The effects for drug trips were pretty well done and resulted in some of the best laughs of the movie.

Noms: light nomination for Jonah Hill's acting.


Speaking of seeing the twinkle of Oscar nominated talent, this was the first lead role for both Emma Stone and Jonah Hill and they both showed how they could fall into a role and look natural doing it. Bill Hader probably should have had a larger part in this movie, but he didn't have to do much heavy lifting to bring out funniness from the young actors.

Some of the jokes are a homophobic, but they also capture an insecurity of high school boys of a time that hopefully has passed (I'm old). By the end of the movie, that homophobia is forgotten as the boys would rather relax and feel comfortable in their friendship than throw around slurs to roast each other.

This was on the early side of beautifully shot R rated comedies that has luckily caught on over the past ten years.

Noms: Jonah Hill and Michael Cera for acting, cinematography.

Iron Sky

This low budget film about Nazis on the moon and their attempt at a space invasion is bold in its concept and impressive in its low budget special effects that are just a notch above Syfy channel effects. The writing and the acting is disgustingly bad. It feels like the screenwriter typed with one hand and had to tilt his head back from cocaine nosebleeds. There is dialogue about characters getting excited about what they are going to wear in upcoming scenes, and most of things they say are not things a human person would say in real life, even if the circumstances of the plot were playing out. It could be argued that that's because it's a satire, a comedy, but it misses on delivering laughs due to the wooden awkwardness of it all.

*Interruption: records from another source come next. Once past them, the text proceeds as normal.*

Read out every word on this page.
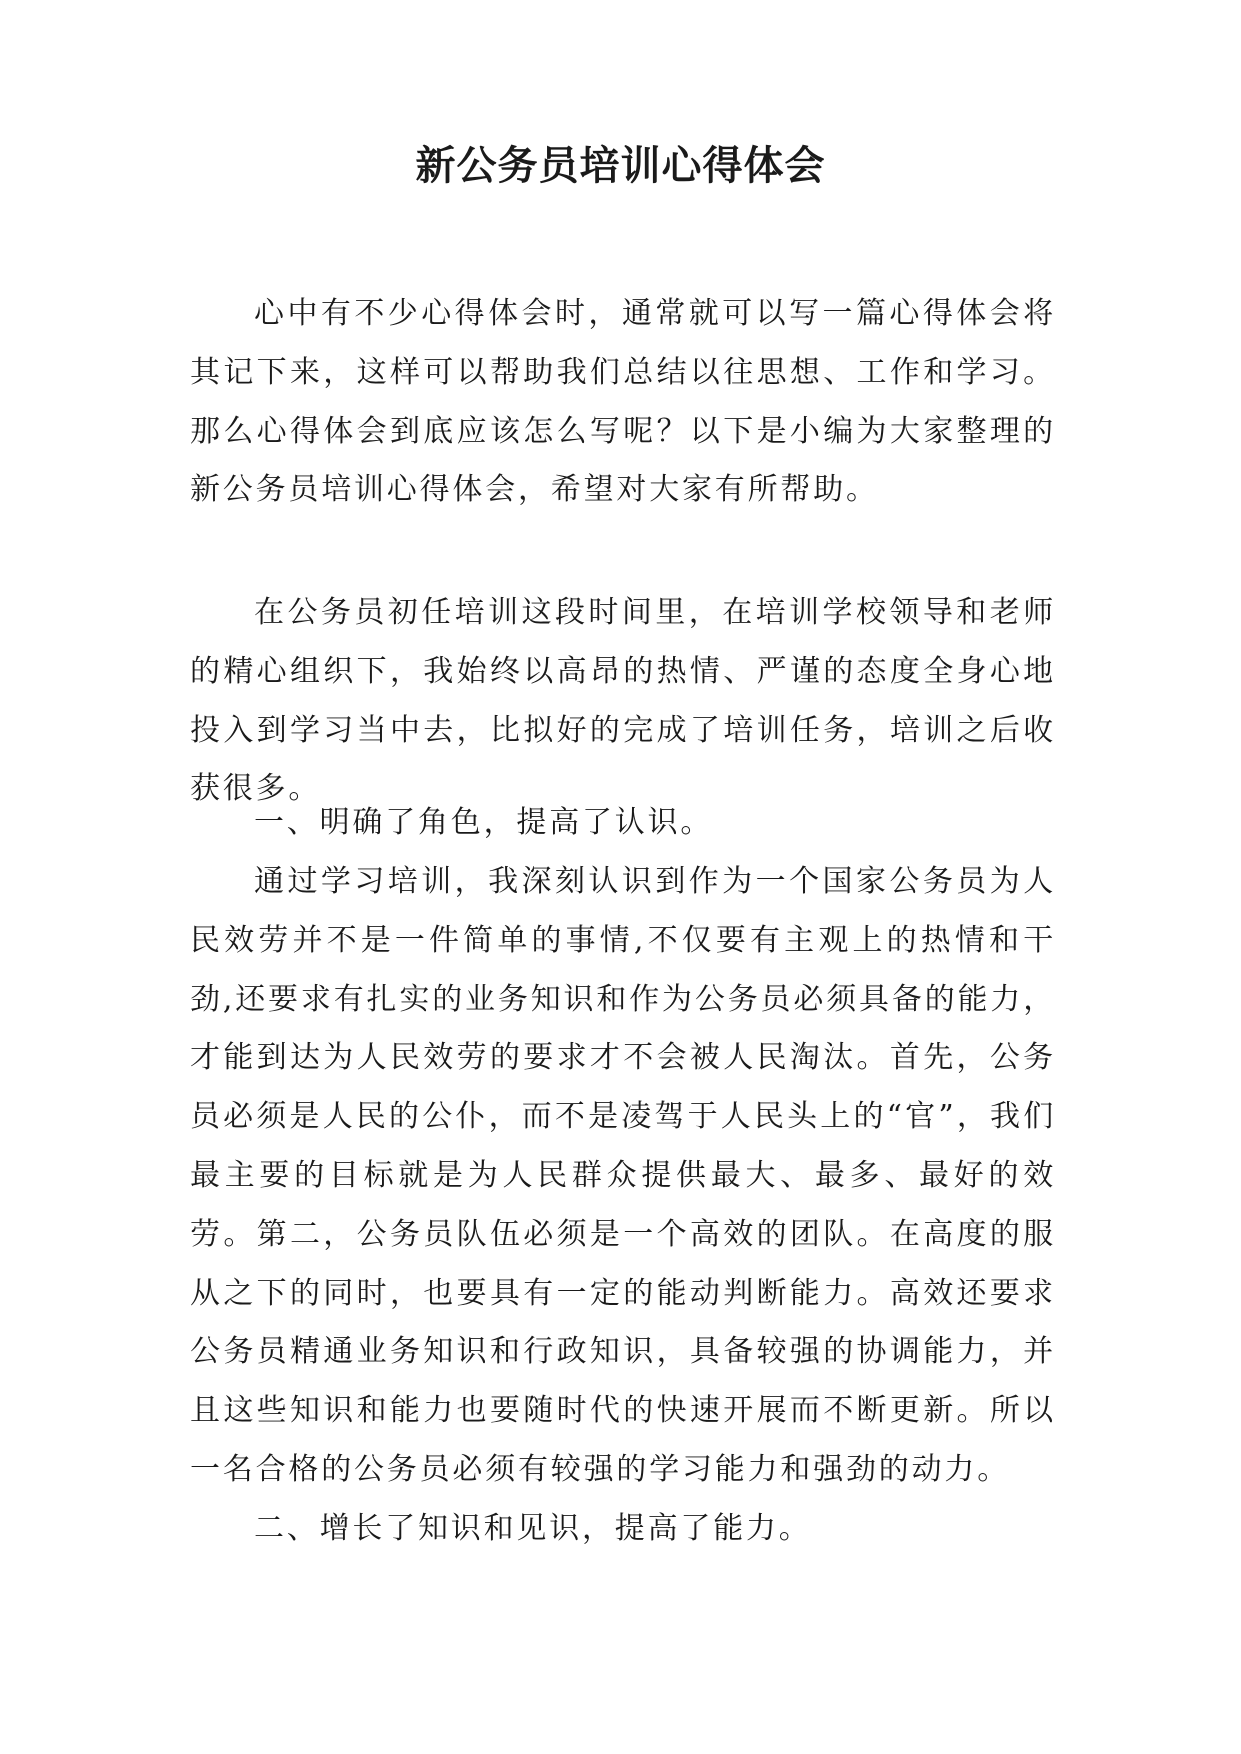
新公务员培训心得体会

心中有不少心得体会时，通常就可以写一篇心得体会将其记下来，这样可以帮助我们总结以往思想、工作和学习。那么心得体会到底应该怎么写呢？以下是小编为大家整理的新公务员培训心得体会，希望对大家有所帮助。

在公务员初任培训这段时间里，在培训学校领导和老师的精心组织下，我始终以高昂的热情、严谨的态度全身心地投入到学习当中去，比拟好的完成了培训任务，培训之后收获很多。

一、明确了角色，提高了认识。

通过学习培训，我深刻认识到作为一个国家公务员为人民效劳并不是一件简单的事情,不仅要有主观上的热情和干劲,还要求有扎实的业务知识和作为公务员必须具备的能力，才能到达为人民效劳的要求才不会被人民淘汰。首先，公务员必须是人民的公仆，而不是凌驾于人民头上的“官”，我们最主要的目标就是为人民群众提供最大、最多、最好的效劳。第二，公务员队伍必须是一个高效的团队。在高度的服从之下的同时，也要具有一定的能动判断能力。高效还要求公务员精通业务知识和行政知识，具备较强的协调能力，并且这些知识和能力也要随时代的快速开展而不断更新。所以一名合格的公务员必须有较强的学习能力和强劲的动力。

二、增长了知识和见识，提高了能力。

In the end, an anti-Nazi film uses poorly written racist and sexist jokes to undercut any attempt they could have salvaged to claim this movie had a point.

Noms: Nope.

The Dark Knight Rises

This movie has aged better than I expected. I didn't enjoy my very first viewing of this at a midnight showing, but this viewing was the most I have enjoyed it. A lot of that might be because the other DC movies of late have been so bad that the bar was lowered, but it also creates a reminder that it's a beautiful movie. It might be one of the better looking movies of a city which is impressive because it was shot in a number of cities that were cut together to create the fictional Gotham.

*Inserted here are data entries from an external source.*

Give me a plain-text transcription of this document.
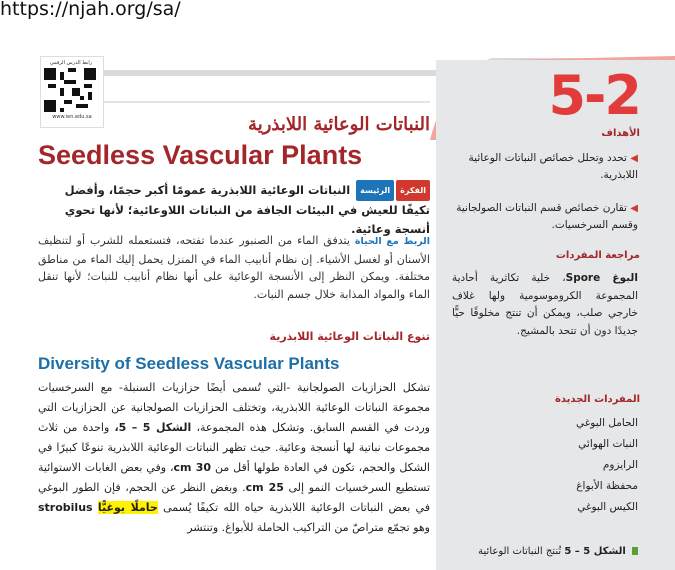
https://njah.org/sa/
رابط الدرس الرقمي
www.ien.edu.sa	5-2
النباتات الوعائية اللابذرية
Seedless Vascular Plants
الفكرةالرئيسة النباتات الوعائية اللابذرية عمومًا أكبر حجمًا، وأفضل تكيفًا للعيش في البيئات الجافة من النباتات اللاوعائية؛ لأنها تحوي أنسجة وعائية.
الربط مع الحياة يتدفق الماء من الصنبور عندما تفتحه، فتستعمله للشرب أو لتنظيف الأسنان أو لغسل الأشياء. إن نظام أنابيب الماء في المنزل يحمل إليك الماء من مناطق مختلفة. ويمكن النظر إلى الأنسجة الوعائية على أنها نظام أنابيب للنبات؛ لأنها تنقل الماء والمواد المذابة خلال جسم النبات.
تنوع النباتات الوعائية اللابذرية
Diversity of Seedless Vascular Plants
تشكل الحزازيات الصولجانية -التي تُسمى أيضًا حزازيات السنبلة- مع السرخسيات مجموعة النباتات الوعائية اللابذرية، وتختلف الحزازيات الصولجانية عن الحزازيات التي وردت في القسم السابق. وتشكل هذه المجموعة، الشكل 5 – 5، واحدة من ثلاث مجموعات نباتية لها أنسجة وعائية. حيث تظهر النباتات الوعائية اللابذرية تنوعًا كبيرًا في الشكل والحجم، تكون في العادة طولها أقل من 30 cm، وفي بعض الغابات الاستوائية تستطيع السرخسيات النمو إلى 25 cm. وبغض النظر عن الحجم، فإن الطور البوغي في بعض النباتات الوعائية اللابذرية حياه الله تكيفًا يُسمى حاملًا بوغيًّا strobilus وهو تجمّع متراصّ من التراكيب الحاملة للأبواغ. وتنتشر
الأهداف
◀ تحدد وتحلل خصائص النباتات الوعائية اللابذرية.
◀ تقارن خصائص قسم النباتات الصولجانية وقسم السرخسيات.
مراجعة المفردات
البوغ Spore، خلية تكاثرية أحادية المجموعة الكروموسومية ولها غلاف خارجي صلب، ويمكن أن تنتج مخلوقًا حيًّا جديدًا دون أن تتحد بالمشيج.
المفردات الجديدة
الحامل البوغي
النبات الهوائي
الرايزوم
محفظة الأبواغ
الكيس البوغي
الشكل 5 – 5 تُنتج النباتات الوعائية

Anne Hathaway is a great Cat Woman and almost feels under-used in this film. There aren't a lot of characters in this movie that are more than one note and she is the character with the strongest arc in the story.

Noms: Cinematography

The Impossible

When I first rented this it was a bit of a guilty pleasure viewing. I don't know what it is, but this film and the Matt Damon medium movie Hereafter both give dramatic visualizations of the 2004 Tsunami and the power of that event that I find captivating. This movie has impressive effects showing the waves going through and Naomi Watts gives a performance that makes me worry for her physical comfort in a good way. Ewan McGregor shows off his acting prowess yet again. The problem this movie has is that it barely had any cultural impact at the time and doesn't seem to have had any impact after five years either. The thing that hurts the movie the most is the name that is too vague to easily identify it with the movie.

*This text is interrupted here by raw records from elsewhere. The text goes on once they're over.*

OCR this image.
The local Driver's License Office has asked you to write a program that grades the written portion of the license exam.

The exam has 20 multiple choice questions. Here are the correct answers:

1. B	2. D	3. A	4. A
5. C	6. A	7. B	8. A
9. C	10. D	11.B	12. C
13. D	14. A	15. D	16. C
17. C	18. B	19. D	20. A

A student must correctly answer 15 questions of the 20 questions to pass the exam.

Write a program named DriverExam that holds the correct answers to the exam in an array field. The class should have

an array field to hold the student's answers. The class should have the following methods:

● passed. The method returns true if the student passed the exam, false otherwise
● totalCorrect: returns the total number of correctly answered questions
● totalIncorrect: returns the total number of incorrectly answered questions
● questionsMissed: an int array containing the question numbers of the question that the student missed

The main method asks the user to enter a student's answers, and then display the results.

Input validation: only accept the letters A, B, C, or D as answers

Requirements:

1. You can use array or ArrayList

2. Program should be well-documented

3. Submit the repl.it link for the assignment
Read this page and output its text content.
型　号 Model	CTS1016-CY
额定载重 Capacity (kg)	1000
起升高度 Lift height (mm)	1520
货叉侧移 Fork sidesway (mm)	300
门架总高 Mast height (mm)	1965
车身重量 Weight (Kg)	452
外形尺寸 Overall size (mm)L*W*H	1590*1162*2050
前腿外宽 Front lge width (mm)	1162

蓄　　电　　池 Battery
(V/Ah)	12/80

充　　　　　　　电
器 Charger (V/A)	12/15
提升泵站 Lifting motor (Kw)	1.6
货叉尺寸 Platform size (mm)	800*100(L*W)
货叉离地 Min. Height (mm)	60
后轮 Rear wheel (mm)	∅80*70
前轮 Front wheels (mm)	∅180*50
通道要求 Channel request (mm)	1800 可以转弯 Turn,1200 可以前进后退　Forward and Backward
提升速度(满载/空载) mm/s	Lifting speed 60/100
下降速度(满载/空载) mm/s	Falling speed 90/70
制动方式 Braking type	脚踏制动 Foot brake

I checked the Rotten Tomatoes viewer reviews from this year and they run the full range of enjoyment to disgust. My favorite review is one that I don't agree with that says this movie that is based on a true story about a real family was "totally unrealistic because there is no way the entire family could have survived the tsunami of that proportion, their resort taking the full impact of the huge wave, while 300,000 die. Just ridiculous." One star.

Noms: Naomi Watts for acting, visual effects, cinematography.